Since taking office, President Obama hasn't said much about a key plank of health care reform—the public health insurance option. Some worried he had backed off from his support of it. Yesterday, all that changed. Obama said: "I strongly believe that Americans should have the choice of a public health insurance option operating alongside private plans. This will give them a better range of choices, make the health care market more competitive, and keep insurance companies honest."
This is a huge deal. It's Obama using some of his massive political capital to take a crucial stand. And it's going to make a bunch of Republicans and insurance company lobbyists pretty angry at him. In fact, they're spending $20 million to crush this key part of his plan. A public health insurance option is the heart of real health care reform.
The top Democrat on the Senate Finance Committee — a moderate who is seen as the leading figure on Congressional proposals to create a national healthcare mandate — says that his bill is almost certain to include a public healthcare option, in a blow to the managed care industry and a possible major victory for progressives.

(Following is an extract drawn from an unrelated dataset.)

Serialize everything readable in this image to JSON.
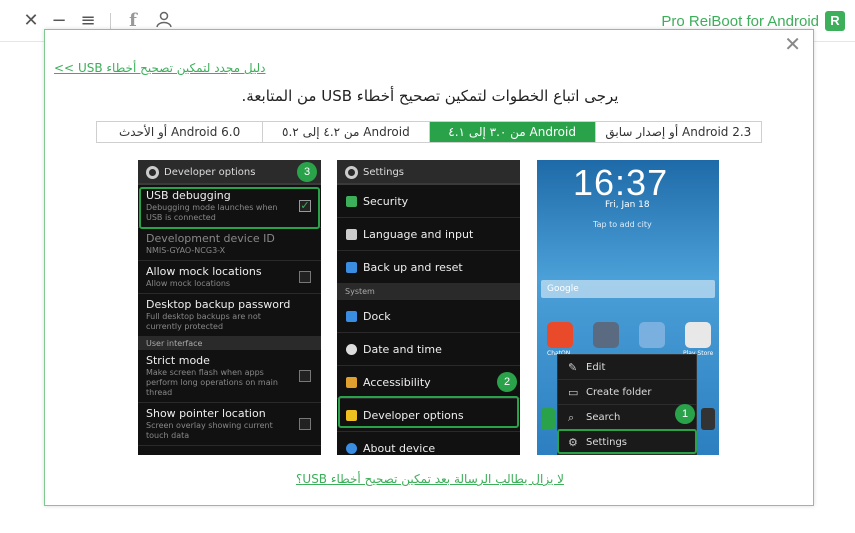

“I think a bill that passes the Senate will have some version of a public option,” said Montana Sen. Max Baucus, the Senate Finance Chairman. His remarks come two days after President Barack Obama signaled in a letter that a public competitor to the private health insurance companies was a key part of his agenda.
Of course, the measure will still have to pass the full Senate. Republicans are vehemently opposed to a public healthcare plan, saying it will interfere with the markets and handicap existing private insurance companies.
“Despite the happy talk from the four Senators about progress and compromise, Baucus’ concession that a government-run, public insurance option will likely be included in the reform bill could sink its bipartisan support,” Roll Call’s David Drucker wrote late Thursday. “Additional items are also making compromise difficult, including the issues of government mandates and how to pay for it.”
“Our caucus is very much against [a public plan.] It’s kind of a litmus test,” ranking Senate Finance Committee Republican Chuck Grassley (R-IA) said. “That’s all you can say. There’s no follow-up question that you can ask me. There’s no further statement I can make about it.”
The creation of a public healthcare option could revolutionize health care in America. As the President also said yesterday, "In 2009, health care reform is not a luxury. It's a necessity we cannot defer."